AgamP3.4 was released at VectorBase in July 2007.

The same annotation is visible at Ensembl from release 45.

Changes from previous gene set AgamP3.3

Significant differences from the previous annotation include:

  • Many more manually-appraised gene models, including most models on chromosome arm 2L.
  • Better identification of repeats (especially transposons) leading to a reduction in models that may be transposon-derived.
  • Improved handling of community-provided annotation.
  • Use of selected VectorBase transcript models from Aedes aegypti as an additional evidence source
  • Improvements to protein-based models due to better parameterization of GeneWise

Details of genebuild

The AgamP3.4 gene annotation was prepared by combining sets of transcript models made by different approaches.

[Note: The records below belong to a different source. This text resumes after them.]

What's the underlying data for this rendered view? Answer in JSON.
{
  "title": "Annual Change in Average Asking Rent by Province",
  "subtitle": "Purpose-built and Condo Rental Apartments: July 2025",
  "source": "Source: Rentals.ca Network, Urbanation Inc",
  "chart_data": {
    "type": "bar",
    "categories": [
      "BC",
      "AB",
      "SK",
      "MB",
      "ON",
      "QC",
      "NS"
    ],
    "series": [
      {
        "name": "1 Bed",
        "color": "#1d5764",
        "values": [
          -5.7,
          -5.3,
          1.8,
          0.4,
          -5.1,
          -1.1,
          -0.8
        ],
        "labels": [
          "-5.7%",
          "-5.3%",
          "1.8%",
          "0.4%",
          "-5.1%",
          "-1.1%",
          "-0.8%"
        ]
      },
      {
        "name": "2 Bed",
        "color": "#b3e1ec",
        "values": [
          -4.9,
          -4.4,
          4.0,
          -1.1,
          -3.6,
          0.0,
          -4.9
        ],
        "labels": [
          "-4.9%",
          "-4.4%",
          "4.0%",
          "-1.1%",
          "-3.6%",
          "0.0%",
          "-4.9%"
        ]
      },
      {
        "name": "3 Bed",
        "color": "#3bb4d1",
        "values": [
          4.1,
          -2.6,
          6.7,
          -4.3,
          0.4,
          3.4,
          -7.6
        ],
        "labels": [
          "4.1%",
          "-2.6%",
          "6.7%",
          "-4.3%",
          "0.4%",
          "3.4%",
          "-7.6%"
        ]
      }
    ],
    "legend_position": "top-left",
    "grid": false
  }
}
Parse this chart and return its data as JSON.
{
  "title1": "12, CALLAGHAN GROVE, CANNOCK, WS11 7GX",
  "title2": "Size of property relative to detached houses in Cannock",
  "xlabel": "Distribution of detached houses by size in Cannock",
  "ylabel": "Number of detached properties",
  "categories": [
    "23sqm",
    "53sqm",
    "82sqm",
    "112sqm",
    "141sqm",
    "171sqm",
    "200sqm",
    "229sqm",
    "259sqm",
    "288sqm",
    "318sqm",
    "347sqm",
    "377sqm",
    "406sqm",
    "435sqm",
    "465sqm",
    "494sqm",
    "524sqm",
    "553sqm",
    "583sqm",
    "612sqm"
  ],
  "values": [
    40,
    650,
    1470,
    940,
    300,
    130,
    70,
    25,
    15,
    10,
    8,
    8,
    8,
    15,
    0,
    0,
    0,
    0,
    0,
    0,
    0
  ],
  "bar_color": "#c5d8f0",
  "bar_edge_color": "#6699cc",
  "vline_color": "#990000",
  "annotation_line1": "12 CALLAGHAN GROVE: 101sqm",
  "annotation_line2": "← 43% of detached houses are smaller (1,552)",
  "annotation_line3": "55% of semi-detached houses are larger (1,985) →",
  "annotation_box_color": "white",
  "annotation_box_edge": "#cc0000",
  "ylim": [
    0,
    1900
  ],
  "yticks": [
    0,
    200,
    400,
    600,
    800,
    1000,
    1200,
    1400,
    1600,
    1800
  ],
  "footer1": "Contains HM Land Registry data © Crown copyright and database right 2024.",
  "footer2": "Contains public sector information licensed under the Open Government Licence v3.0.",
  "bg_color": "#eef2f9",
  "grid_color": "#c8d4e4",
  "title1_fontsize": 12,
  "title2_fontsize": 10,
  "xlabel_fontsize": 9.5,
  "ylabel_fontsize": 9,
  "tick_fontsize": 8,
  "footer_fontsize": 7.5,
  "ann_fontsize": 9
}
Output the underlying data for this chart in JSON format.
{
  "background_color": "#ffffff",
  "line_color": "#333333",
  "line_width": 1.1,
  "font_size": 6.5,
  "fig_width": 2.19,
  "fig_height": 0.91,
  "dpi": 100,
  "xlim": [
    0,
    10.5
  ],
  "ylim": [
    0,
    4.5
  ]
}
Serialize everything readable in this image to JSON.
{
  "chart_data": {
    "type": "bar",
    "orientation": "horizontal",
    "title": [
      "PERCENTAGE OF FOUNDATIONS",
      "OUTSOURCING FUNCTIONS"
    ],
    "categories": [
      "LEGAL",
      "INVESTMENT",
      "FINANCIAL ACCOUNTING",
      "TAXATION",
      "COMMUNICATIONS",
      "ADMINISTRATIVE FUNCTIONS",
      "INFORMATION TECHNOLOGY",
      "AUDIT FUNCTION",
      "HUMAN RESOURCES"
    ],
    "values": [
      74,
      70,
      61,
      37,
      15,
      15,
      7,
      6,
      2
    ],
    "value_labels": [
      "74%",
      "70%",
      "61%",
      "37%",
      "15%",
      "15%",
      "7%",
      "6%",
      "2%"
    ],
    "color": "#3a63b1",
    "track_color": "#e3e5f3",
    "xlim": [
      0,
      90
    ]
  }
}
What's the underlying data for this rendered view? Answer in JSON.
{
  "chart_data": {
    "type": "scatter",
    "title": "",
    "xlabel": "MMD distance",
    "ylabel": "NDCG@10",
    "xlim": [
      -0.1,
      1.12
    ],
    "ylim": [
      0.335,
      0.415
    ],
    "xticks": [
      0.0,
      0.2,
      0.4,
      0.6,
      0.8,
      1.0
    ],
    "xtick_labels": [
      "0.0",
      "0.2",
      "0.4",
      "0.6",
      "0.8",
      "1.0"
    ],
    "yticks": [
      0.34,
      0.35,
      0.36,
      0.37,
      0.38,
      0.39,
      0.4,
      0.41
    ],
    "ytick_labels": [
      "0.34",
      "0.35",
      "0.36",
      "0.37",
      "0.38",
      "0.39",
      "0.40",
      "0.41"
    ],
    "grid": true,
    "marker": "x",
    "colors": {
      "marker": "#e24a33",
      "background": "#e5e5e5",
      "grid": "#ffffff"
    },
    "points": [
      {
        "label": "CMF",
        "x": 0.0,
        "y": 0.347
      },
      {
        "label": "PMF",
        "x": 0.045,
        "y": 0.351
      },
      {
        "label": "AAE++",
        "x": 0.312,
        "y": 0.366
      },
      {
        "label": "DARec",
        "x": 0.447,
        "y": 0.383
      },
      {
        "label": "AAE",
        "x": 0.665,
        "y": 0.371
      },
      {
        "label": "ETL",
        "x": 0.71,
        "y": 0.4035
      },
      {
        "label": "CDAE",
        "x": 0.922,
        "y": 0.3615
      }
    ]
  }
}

  1. Manually-curated models (including alternative transcripts).
  2. Models built with GeneWise using Anopheles proteins (from public databases or contributed directly by Anopheles researchers) were given EST-based extensions, and merged to give a non-redundant set (allowing alternative transcripts).
  3. Models built with GeneWise using arthropod proteins (primarily from Drosophila (FlyBase 4.3 set) and Aedes (AaegL1.1) that have EST support), plus selected Arthropoda entries from Uniprot) were given EST-based extensions where possible, and merged to give a non-redundant set (not allowing alternative transcripts).
  4. EST-based models built solely from A. gambiae ESTs using the ClusterMerge algorithm.
  5. Protein-based models built with GeneWise using other Metazoa entries from Uniprot were given EST-based extensions (rarely possible), and merged to give a non-redundant set (not allowing alternative transcripts).
  6. SNAP ab initio predictions that have an identifiable Pfam domain but do not overlap with repeats.

The final gene set was produced by the progressive addition of models from the different approaches. First, Set 1 & 2 transcripts were combined, giving priority to manually-curated models in cases of conflict. Set 3 genes were then added, but only where there was no overlap with a Set 1/2 model. Genes from sets 4, 5 and 6 were similarly added in turn, only where there was no overlap with a higher priority model.

In addition, tRNA genes were predicted using the program tRNAScan-SE, and a small number of miRNA genes were predicted by homology with miRBase entries.

References:

GeneWise and its use within the Ensembl system for gene model annotation.

  • E.Birney et al., Genome Res. 2004 14:988-95
  • V.Curwen et al., Genome Res. 2004 14:942-50

EST alignment to genomes using Exonerate.

  • G. Slater et al., BMC Bioinformatics. 2005 6:31

      Cluster-Merge algorithm.

      • E.Eyras et al., Genome. Res. 2004 14:976-87

      Ab initio gene finding by SNAP.

      • I. Korf, BMC Bioinformatics. 2004 5:59

      tRNAscan-SE.

Genes

Genes Protein-coding Other
12,945 12,457 488

Transcripts

Transcripts Protein-coding Other
13,621 13,133 488
Release date: 
7 Jan 2007
Assembly: 

AgamP3

As described in Holt et al. (2002), plasmid and BAC DNA libraries were constructed with stringently size-selected PEST strain DNA. Two BAC libraries were constructed, one (ND-TAM) using DNA from whole adult male and female mosquitoes and the other (ND-1) using DNA from ovaries of PEST females collected about 24 hours after the blood meal. Plasmid libraries containing inserts of 2.5, 10 and 50 kb were constructed with DNA derived from either 330 male or 430 female mosquitoes.